Cerita Orang Papua: Dipaksa Teriak Merdeka Tanpa Diberi Hak Kemerdekaan

Jum'at, 20 Agustus 2021 | 14:52 WIB
Cerita Orang Papua: Dipaksa Teriak Merdeka Tanpa Diberi Hak Kemerdekaan
Cerita Orang Papua: Dipaksa Teriak Merdeka Tanpa Diberi Hak Kemerdekaan. Ilustrasi Foto Orang Asli Papua. (Suara.com/Iqbal Asaputro)
Follow Suara.com untuk mendapatkan informasi terkini. Klik WhatsApp Channel & Google News

Suara.com - "Kalau ada yang bertanya orang Papua nasionalis atau tidak? Sebenarnya orang Papua itu nasionalis, orangnya, hatinya terbuka. Dia (orang Papua) tidak perlu dipaksakan."

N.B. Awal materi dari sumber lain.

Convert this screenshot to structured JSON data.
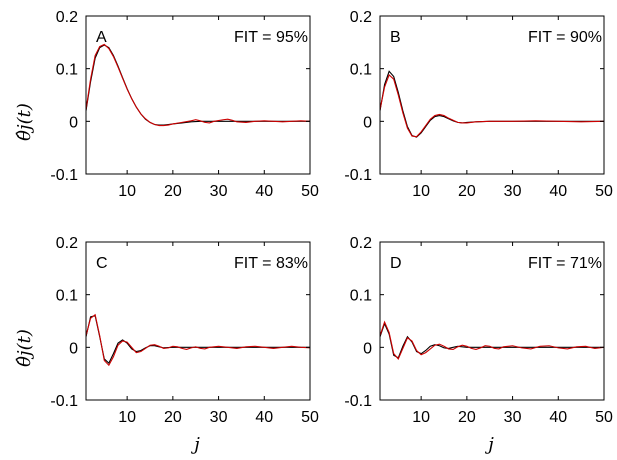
{
  "figure": {
    "ylabel": "θ̂j(t)",
    "xlabel": "j"
  },
  "chart_data": [
    {
      "type": "line",
      "panel": "A",
      "fit_label": "FIT = 95%",
      "xlim": [
        1,
        50
      ],
      "ylim": [
        -0.1,
        0.2
      ],
      "xticks": [
        10,
        20,
        30,
        40,
        50
      ],
      "yticks": [
        -0.1,
        0,
        0.1,
        0.2
      ],
      "ytick_labels": [
        "-0.1",
        "0",
        "0.1",
        "0.2"
      ],
      "series": [
        {
          "color": "#000000",
          "points": [
            [
              1,
              0.02
            ],
            [
              2,
              0.075
            ],
            [
              3,
              0.12
            ],
            [
              4,
              0.14
            ],
            [
              5,
              0.145
            ],
            [
              6,
              0.14
            ],
            [
              7,
              0.125
            ],
            [
              8,
              0.105
            ],
            [
              9,
              0.083
            ],
            [
              10,
              0.062
            ],
            [
              11,
              0.043
            ],
            [
              12,
              0.027
            ],
            [
              13,
              0.014
            ],
            [
              14,
              0.004
            ],
            [
              15,
              -0.002
            ],
            [
              16,
              -0.006
            ],
            [
              17,
              -0.007
            ],
            [
              18,
              -0.007
            ],
            [
              19,
              -0.006
            ],
            [
              20,
              -0.005
            ],
            [
              22,
              -0.003
            ],
            [
              24,
              -0.001
            ],
            [
              26,
              0.0
            ],
            [
              28,
              0.0
            ],
            [
              30,
              0.0
            ],
            [
              35,
              0.0
            ],
            [
              40,
              0.0
            ],
            [
              45,
              0.0
            ],
            [
              50,
              0.0
            ]
          ]
        },
        {
          "color": "#cc0000",
          "points": [
            [
              1,
              0.022
            ],
            [
              2,
              0.08
            ],
            [
              3,
              0.125
            ],
            [
              4,
              0.142
            ],
            [
              5,
              0.146
            ],
            [
              6,
              0.138
            ],
            [
              7,
              0.123
            ],
            [
              8,
              0.103
            ],
            [
              9,
              0.082
            ],
            [
              10,
              0.061
            ],
            [
              11,
              0.043
            ],
            [
              12,
              0.027
            ],
            [
              13,
              0.014
            ],
            [
              14,
              0.005
            ],
            [
              15,
              -0.002
            ],
            [
              16,
              -0.006
            ],
            [
              17,
              -0.008
            ],
            [
              18,
              -0.008
            ],
            [
              19,
              -0.007
            ],
            [
              20,
              -0.005
            ],
            [
              22,
              -0.002
            ],
            [
              24,
              0.001
            ],
            [
              25,
              0.003
            ],
            [
              26,
              0.001
            ],
            [
              27,
              -0.002
            ],
            [
              28,
              -0.003
            ],
            [
              29,
              0.0
            ],
            [
              31,
              0.003
            ],
            [
              32,
              0.004
            ],
            [
              33,
              0.002
            ],
            [
              34,
              -0.001
            ],
            [
              36,
              -0.002
            ],
            [
              38,
              0.0
            ],
            [
              40,
              0.001
            ],
            [
              42,
              0.0
            ],
            [
              44,
              -0.001
            ],
            [
              46,
              0.0
            ],
            [
              48,
              0.001
            ],
            [
              50,
              0.0
            ]
          ]
        }
      ]
    },
    {
      "type": "line",
      "panel": "B",
      "fit_label": "FIT = 90%",
      "xlim": [
        1,
        50
      ],
      "ylim": [
        -0.1,
        0.2
      ],
      "xticks": [
        10,
        20,
        30,
        40,
        50
      ],
      "yticks": [
        -0.1,
        0,
        0.1,
        0.2
      ],
      "ytick_labels": [
        "-0.1",
        "0",
        "0.1",
        "0.2"
      ],
      "series": [
        {
          "color": "#000000",
          "points": [
            [
              1,
              0.02
            ],
            [
              2,
              0.07
            ],
            [
              3,
              0.095
            ],
            [
              4,
              0.085
            ],
            [
              5,
              0.055
            ],
            [
              6,
              0.02
            ],
            [
              7,
              -0.01
            ],
            [
              8,
              -0.027
            ],
            [
              9,
              -0.03
            ],
            [
              10,
              -0.022
            ],
            [
              11,
              -0.01
            ],
            [
              12,
              0.002
            ],
            [
              13,
              0.009
            ],
            [
              14,
              0.011
            ],
            [
              15,
              0.009
            ],
            [
              16,
              0.005
            ],
            [
              17,
              0.001
            ],
            [
              18,
              -0.002
            ],
            [
              19,
              -0.003
            ],
            [
              20,
              -0.002
            ],
            [
              22,
              -0.001
            ],
            [
              25,
              0.0
            ],
            [
              30,
              0.0
            ],
            [
              35,
              0.0
            ],
            [
              40,
              0.0
            ],
            [
              45,
              0.0
            ],
            [
              50,
              0.0
            ]
          ]
        },
        {
          "color": "#cc0000",
          "points": [
            [
              1,
              0.022
            ],
            [
              2,
              0.065
            ],
            [
              3,
              0.088
            ],
            [
              4,
              0.08
            ],
            [
              5,
              0.05
            ],
            [
              6,
              0.016
            ],
            [
              7,
              -0.013
            ],
            [
              8,
              -0.028
            ],
            [
              9,
              -0.029
            ],
            [
              10,
              -0.02
            ],
            [
              11,
              -0.008
            ],
            [
              12,
              0.004
            ],
            [
              13,
              0.011
            ],
            [
              14,
              0.013
            ],
            [
              15,
              0.011
            ],
            [
              16,
              0.006
            ],
            [
              17,
              0.002
            ],
            [
              18,
              -0.002
            ],
            [
              19,
              -0.003
            ],
            [
              20,
              -0.003
            ],
            [
              22,
              -0.001
            ],
            [
              25,
              0.0
            ],
            [
              30,
              0.0
            ],
            [
              35,
              0.001
            ],
            [
              40,
              0.0
            ],
            [
              45,
              -0.001
            ],
            [
              50,
              0.0
            ]
          ]
        }
      ]
    },
    {
      "type": "line",
      "panel": "C",
      "fit_label": "FIT = 83%",
      "xlim": [
        1,
        50
      ],
      "ylim": [
        -0.1,
        0.2
      ],
      "xticks": [
        10,
        20,
        30,
        40,
        50
      ],
      "yticks": [
        -0.1,
        0,
        0.1,
        0.2
      ],
      "ytick_labels": [
        "-0.1",
        "0",
        "0.1",
        "0.2"
      ],
      "series": [
        {
          "color": "#000000",
          "points": [
            [
              1,
              0.02
            ],
            [
              2,
              0.058
            ],
            [
              3,
              0.06
            ],
            [
              4,
              0.02
            ],
            [
              5,
              -0.022
            ],
            [
              6,
              -0.03
            ],
            [
              7,
              -0.012
            ],
            [
              8,
              0.008
            ],
            [
              9,
              0.014
            ],
            [
              10,
              0.008
            ],
            [
              11,
              -0.003
            ],
            [
              12,
              -0.008
            ],
            [
              13,
              -0.006
            ],
            [
              14,
              -0.001
            ],
            [
              15,
              0.003
            ],
            [
              16,
              0.003
            ],
            [
              17,
              0.001
            ],
            [
              18,
              -0.001
            ],
            [
              20,
              0.0
            ],
            [
              25,
              0.0
            ],
            [
              30,
              0.0
            ],
            [
              35,
              0.0
            ],
            [
              40,
              0.0
            ],
            [
              45,
              0.0
            ],
            [
              50,
              0.0
            ]
          ]
        },
        {
          "color": "#cc0000",
          "points": [
            [
              1,
              0.022
            ],
            [
              2,
              0.055
            ],
            [
              3,
              0.062
            ],
            [
              4,
              0.022
            ],
            [
              5,
              -0.025
            ],
            [
              6,
              -0.034
            ],
            [
              7,
              -0.018
            ],
            [
              8,
              0.004
            ],
            [
              9,
              0.012
            ],
            [
              10,
              0.01
            ],
            [
              11,
              0.0
            ],
            [
              12,
              -0.01
            ],
            [
              13,
              -0.008
            ],
            [
              14,
              -0.002
            ],
            [
              15,
              0.004
            ],
            [
              16,
              0.005
            ],
            [
              17,
              0.002
            ],
            [
              18,
              -0.002
            ],
            [
              19,
              -0.001
            ],
            [
              20,
              0.002
            ],
            [
              21,
              0.001
            ],
            [
              22,
              -0.002
            ],
            [
              23,
              -0.004
            ],
            [
              24,
              -0.001
            ],
            [
              25,
              0.001
            ],
            [
              26,
              -0.002
            ],
            [
              27,
              -0.003
            ],
            [
              28,
              0.0
            ],
            [
              30,
              0.002
            ],
            [
              32,
              0.0
            ],
            [
              34,
              -0.002
            ],
            [
              36,
              0.001
            ],
            [
              38,
              0.002
            ],
            [
              40,
              0.0
            ],
            [
              42,
              -0.002
            ],
            [
              44,
              0.0
            ],
            [
              46,
              0.002
            ],
            [
              48,
              0.0
            ],
            [
              50,
              -0.001
            ]
          ]
        }
      ]
    },
    {
      "type": "line",
      "panel": "D",
      "fit_label": "FIT = 71%",
      "xlim": [
        1,
        50
      ],
      "ylim": [
        -0.1,
        0.2
      ],
      "xticks": [
        10,
        20,
        30,
        40,
        50
      ],
      "yticks": [
        -0.1,
        0,
        0.1,
        0.2
      ],
      "ytick_labels": [
        "-0.1",
        "0",
        "0.1",
        "0.2"
      ],
      "series": [
        {
          "color": "#000000",
          "points": [
            [
              1,
              0.02
            ],
            [
              2,
              0.045
            ],
            [
              3,
              0.025
            ],
            [
              4,
              -0.015
            ],
            [
              5,
              -0.02
            ],
            [
              6,
              0.002
            ],
            [
              7,
              0.02
            ],
            [
              8,
              0.01
            ],
            [
              9,
              -0.008
            ],
            [
              10,
              -0.012
            ],
            [
              11,
              -0.006
            ],
            [
              12,
              0.002
            ],
            [
              13,
              0.005
            ],
            [
              14,
              0.003
            ],
            [
              15,
              -0.001
            ],
            [
              16,
              -0.002
            ],
            [
              17,
              0.0
            ],
            [
              18,
              0.002
            ],
            [
              20,
              0.0
            ],
            [
              25,
              0.0
            ],
            [
              30,
              0.0
            ],
            [
              35,
              0.0
            ],
            [
              40,
              0.0
            ],
            [
              45,
              0.0
            ],
            [
              50,
              0.0
            ]
          ]
        },
        {
          "color": "#cc0000",
          "points": [
            [
              1,
              0.022
            ],
            [
              2,
              0.048
            ],
            [
              3,
              0.028
            ],
            [
              4,
              -0.012
            ],
            [
              5,
              -0.022
            ],
            [
              6,
              -0.002
            ],
            [
              7,
              0.018
            ],
            [
              8,
              0.012
            ],
            [
              9,
              -0.006
            ],
            [
              10,
              -0.014
            ],
            [
              11,
              -0.01
            ],
            [
              12,
              -0.003
            ],
            [
              13,
              0.004
            ],
            [
              14,
              0.006
            ],
            [
              15,
              0.002
            ],
            [
              16,
              -0.003
            ],
            [
              17,
              -0.004
            ],
            [
              18,
              0.001
            ],
            [
              19,
              0.004
            ],
            [
              20,
              0.002
            ],
            [
              21,
              -0.002
            ],
            [
              22,
              -0.004
            ],
            [
              23,
              -0.001
            ],
            [
              24,
              0.003
            ],
            [
              25,
              0.002
            ],
            [
              26,
              -0.002
            ],
            [
              27,
              -0.003
            ],
            [
              28,
              0.001
            ],
            [
              30,
              0.003
            ],
            [
              32,
              -0.001
            ],
            [
              34,
              -0.003
            ],
            [
              36,
              0.002
            ],
            [
              38,
              0.003
            ],
            [
              40,
              -0.001
            ],
            [
              42,
              -0.003
            ],
            [
              44,
              0.001
            ],
            [
              46,
              0.002
            ],
            [
              48,
              -0.002
            ],
            [
              50,
              0.0
            ]
          ]
        }
      ]
    }
  ]
}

Kalimat itu terlontar dari mulut Ambrosius Mulait, eks Tahanan Politik Papua sekaligus mahasiswa yang kerap aktif menyuarakan isu-isu mengenai Papua. Ia merupakan Sekretaris Jenderal (Sekjen) Asosiasi Mahasiswa Pegunungan Tengah Papua se-Indonesia. 

Awal cerita dimulai dari suguhan dua cawan kopi ketika saya sambangi Ambros di tempat yang disebutnya sebagai rumah singgah di Kawasan Setiabudi, Jakarta Selatan, Rabu (18/8/2021) atau sehari setelah peringatan Hari Kemerdekaan Indonesia yang ke-76. 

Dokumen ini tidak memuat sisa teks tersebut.